Niños y niñas, a partir de seis años, la llevan a conjunto con la camiseta. Como si de piratillas se tratara, para ellos es divertido y diferente, pero cuando les miras te das cuenta de que todo ha cambiado. La sociedad se protege del contagio y de la muerte. De nuevos brotes y de nuevos confinamientos acotados y discretos.

Tristeza, congoja, incertidumbre, un baile de emociones que no encuentran pareja con quien danzar porqué la distancia nos separa obligatoriamente. Miradas por encima del borde y el repliegue de la mascarilla nos dejan ver los ojos del otro, nos dejan intuir si quiere un abrazo o lo rechaza, si quiere ser visto o prefiere la ausencia de la mirada, si quiere ser reconocido o prefiere el anonimato a que contribuye el uso de la mascarilla.

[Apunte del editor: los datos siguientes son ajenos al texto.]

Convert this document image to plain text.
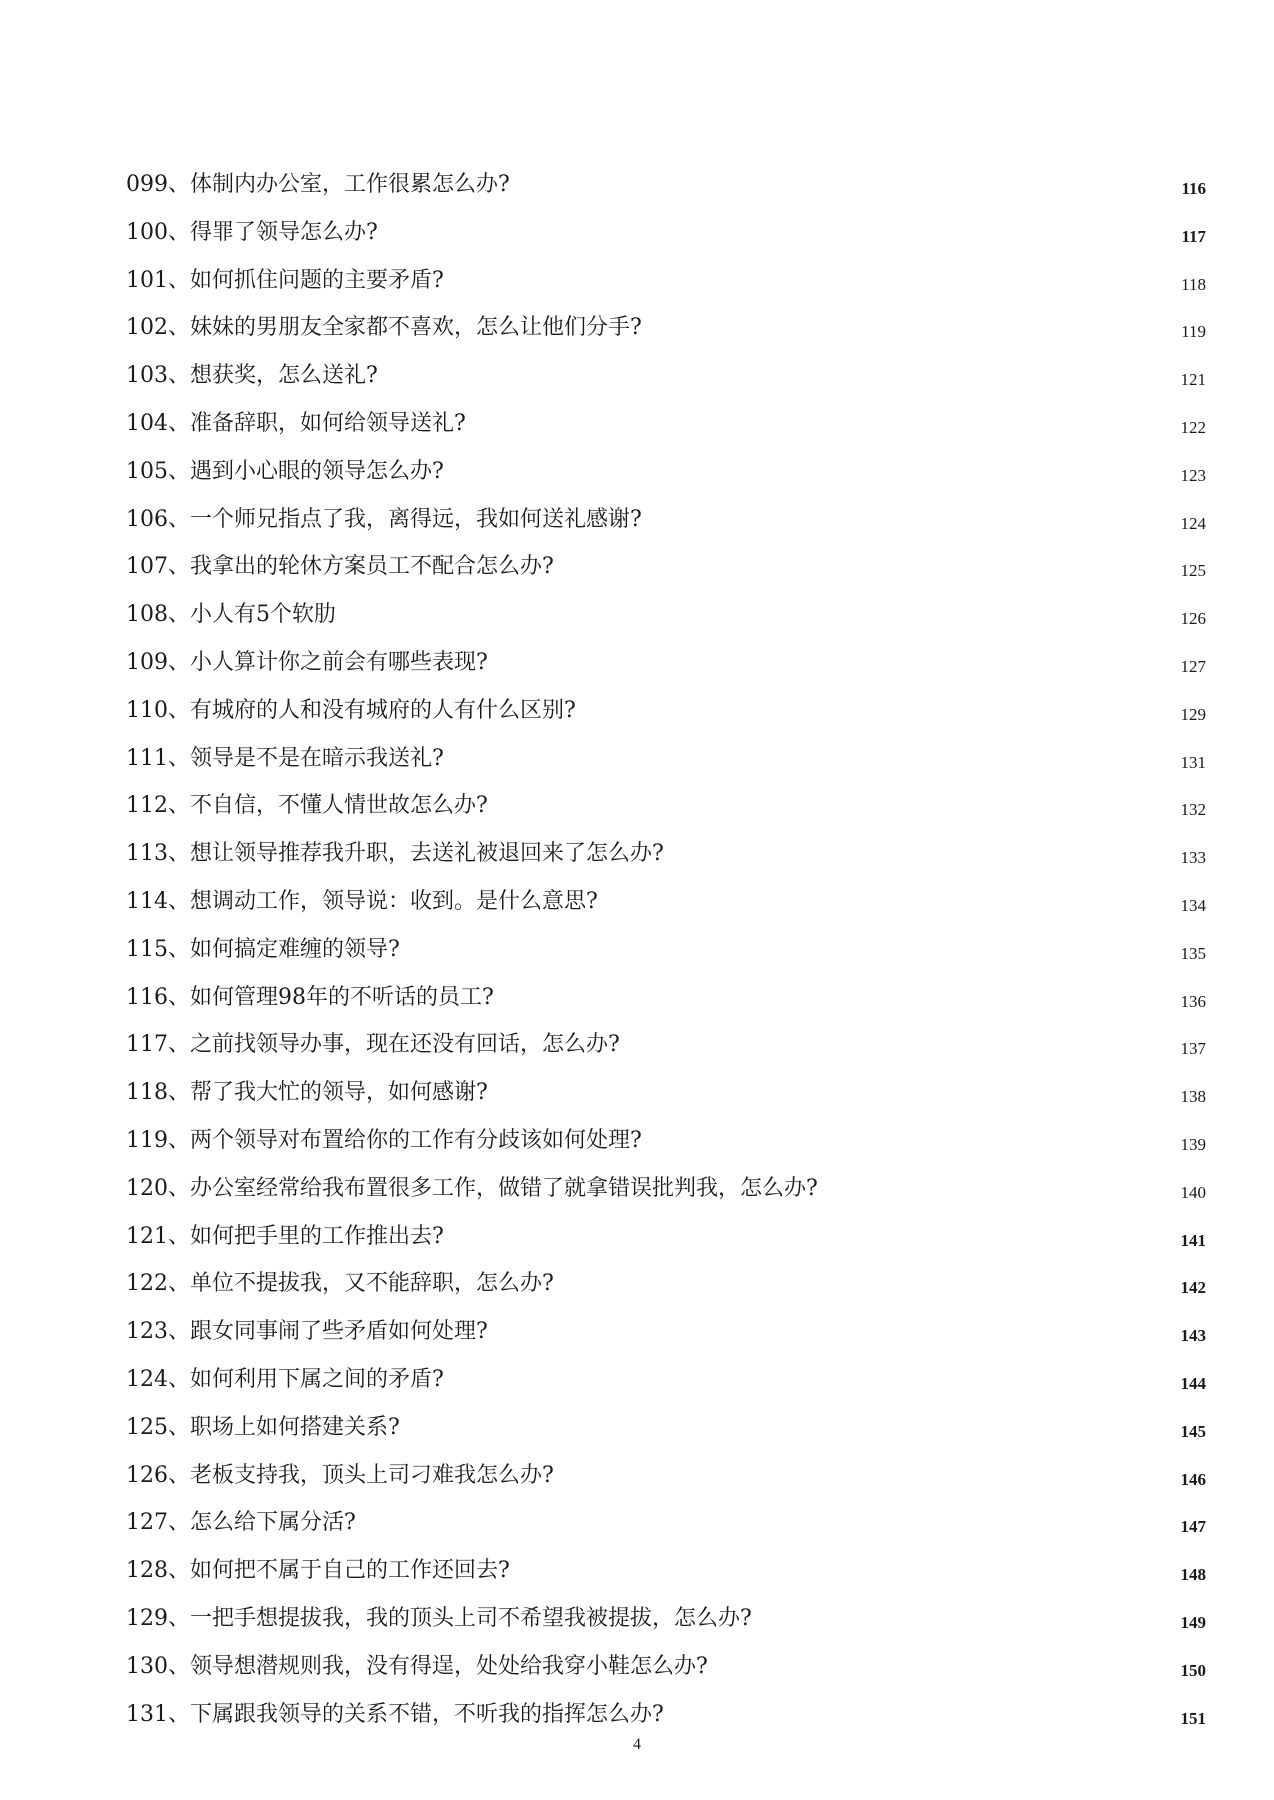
099、体制内办公室，工作很累怎么办?	116
100、得罪了领导怎么办?	117
101、如何抓住问题的主要矛盾?	118
102、妹妹的男朋友全家都不喜欢，怎么让他们分手?	119
103、想获奖，怎么送礼?	121
104、准备辞职，如何给领导送礼?	122
105、遇到小心眼的领导怎么办?	123
106、一个师兄指点了我，离得远，我如何送礼感谢?	124
107、我拿出的轮休方案员工不配合怎么办?	125
108、小人有5个软肋	126
109、小人算计你之前会有哪些表现?	127
110、有城府的人和没有城府的人有什么区别?	129
111、领导是不是在暗示我送礼?	131
112、不自信，不懂人情世故怎么办?	132
113、想让领导推荐我升职，去送礼被退回来了怎么办?	133
114、想调动工作，领导说：收到。是什么意思?	134
115、如何搞定难缠的领导?	135
116、如何管理98年的不听话的员工?	136
117、之前找领导办事，现在还没有回话，怎么办?	137
118、帮了我大忙的领导，如何感谢?	138
119、两个领导对布置给你的工作有分歧该如何处理?	139
120、办公室经常给我布置很多工作，做错了就拿错误批判我，怎么办?	140
121、如何把手里的工作推出去?	141
122、单位不提拔我，又不能辞职，怎么办?	142
123、跟女同事闹了些矛盾如何处理?	143
124、如何利用下属之间的矛盾?	144
125、职场上如何搭建关系?	145
126、老板支持我，顶头上司刁难我怎么办?	146
127、怎么给下属分活?	147
128、如何把不属于自己的工作还回去?	148
129、一把手想提拔我，我的顶头上司不希望我被提拔，怎么办?	149
130、领导想潜规则我，没有得逞，处处给我穿小鞋怎么办?	150
131、下属跟我领导的关系不错，不听我的指挥怎么办?	151
4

Aprendemos nuevas formas de relacionarnos desde el respeto de lo que el otro quiere y desea, desde la distancia que el otro marca o diluye, desde la esperanza de que el otro desee nuestro encuentro, desee nuestra presencia y desee nuestro abrazo.

Y todo ello a un ritmo más lento del de la vorágine vital de la que veníamos. Quizás estos nuevos hábitos de protección, de distancia física al uso, de relaciones virtuales que nos acercan a gente querida que vive lejos nos está aportando la capacidad de parar, pensar en el otro, reflexionar cómo queremos relacionarnos y cómo y hasta dónde desea relacionarse el otro con nosotros.

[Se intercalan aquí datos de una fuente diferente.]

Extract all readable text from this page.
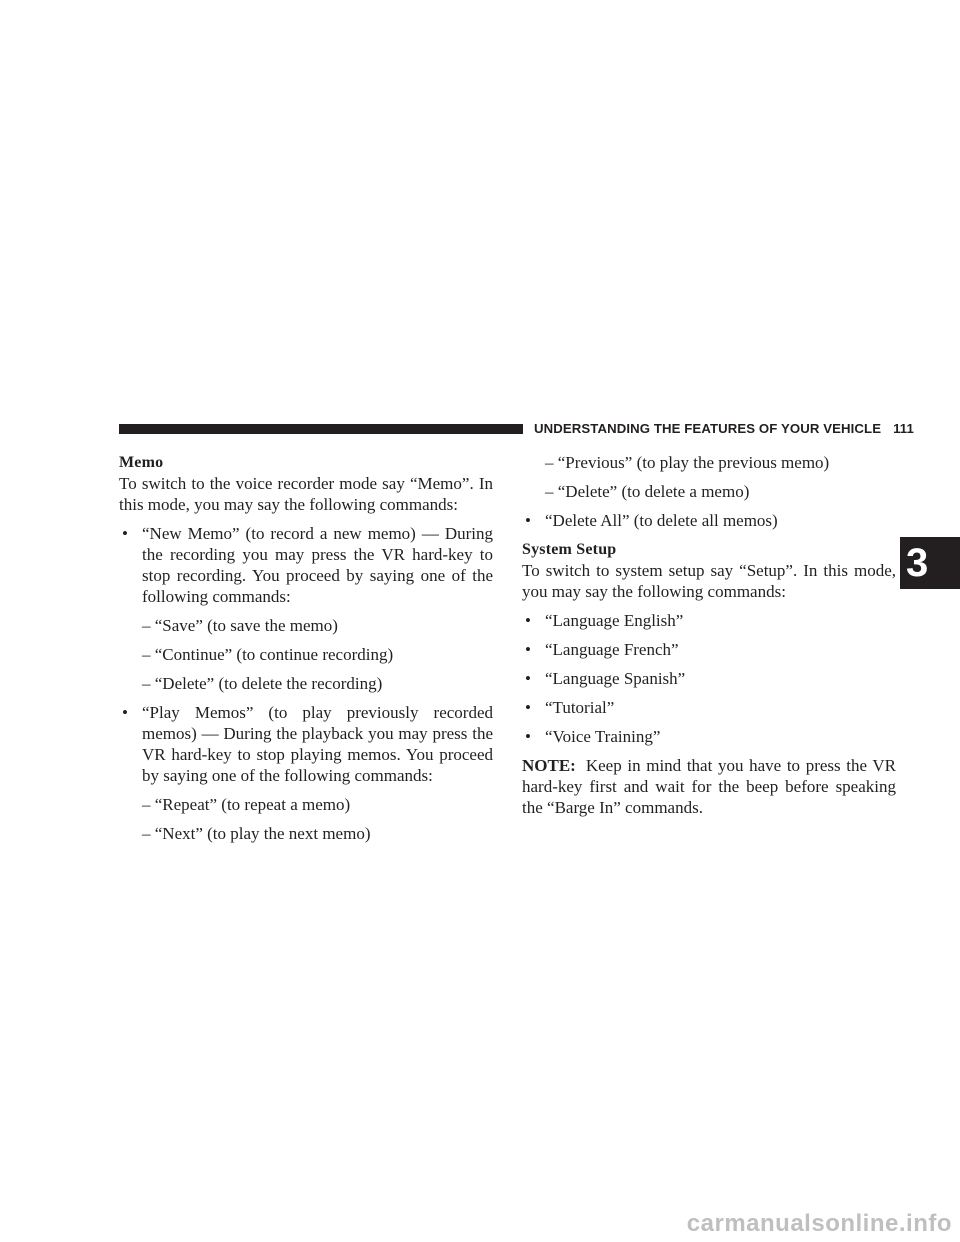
UNDERSTANDING THE FEATURES OF YOUR VEHICLE 111
3
Memo

To switch to the voice recorder mode say “Memo”. In this mode, you may say the following commands:

• “New Memo” (to record a new memo) — During the recording you may press the VR hard-key to stop recording. You proceed by saying one of the following commands:
– “Save” (to save the memo)
– “Continue” (to continue recording)
– “Delete” (to delete the recording)
• “Play Memos” (to play previously recorded memos) — During the playback you may press the VR hard-key to stop playing memos. You proceed by saying one of the following commands:
– “Repeat” (to repeat a memo)
– “Next” (to play the next memo)
– “Previous” (to play the previous memo)
– “Delete” (to delete a memo)
• “Delete All” (to delete all memos)
System Setup

To switch to system setup say “Setup”. In this mode, you may say the following commands:

• “Language English”
• “Language French”
• “Language Spanish”
• “Tutorial”
• “Voice Training”

NOTE: Keep in mind that you have to press the VR hard-key first and wait for the beep before speaking the “Barge In” commands.

carmanualsonline.info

Quizás ahora, que hace ya cuatro meses que hemos incorporado en nuestras vidas el uso de la mascarilla, que después de olvidárnosla cincuenta mil veces en casa, decidimos comprarnos una para cada bolso, mochila o pantalón, quizás ahora que hemos decidido asegurar nuestras vidas con el uso diario de la mascarilla vemos que hay otros muchos beneficios relacionales que posiblemente generen relaciones interpersonales más sanas, respetuosas, lentas y de mayor cuidado y respeto hacia el otro.

Quizás inicialmente nos quejábamos porque teníamos que subir el tono de voz y gritar para ser entendidos con la sensación que generaba el hablar a gritos, quizás con la mascarilla estamos aprendiendo a hablar de uno en uno, dejando el tiempo necesario para escuchar al otro sin sentir la obligación de contestar sino de entenderle.

Quizás la mascarilla nos está protegiendo del contagio y contagiándonos otras formas de relacionarnos, más cuidadoras de las necesidades de uno y más alentadoras a cuidar del otro desde el respeto y la distancia que este desea.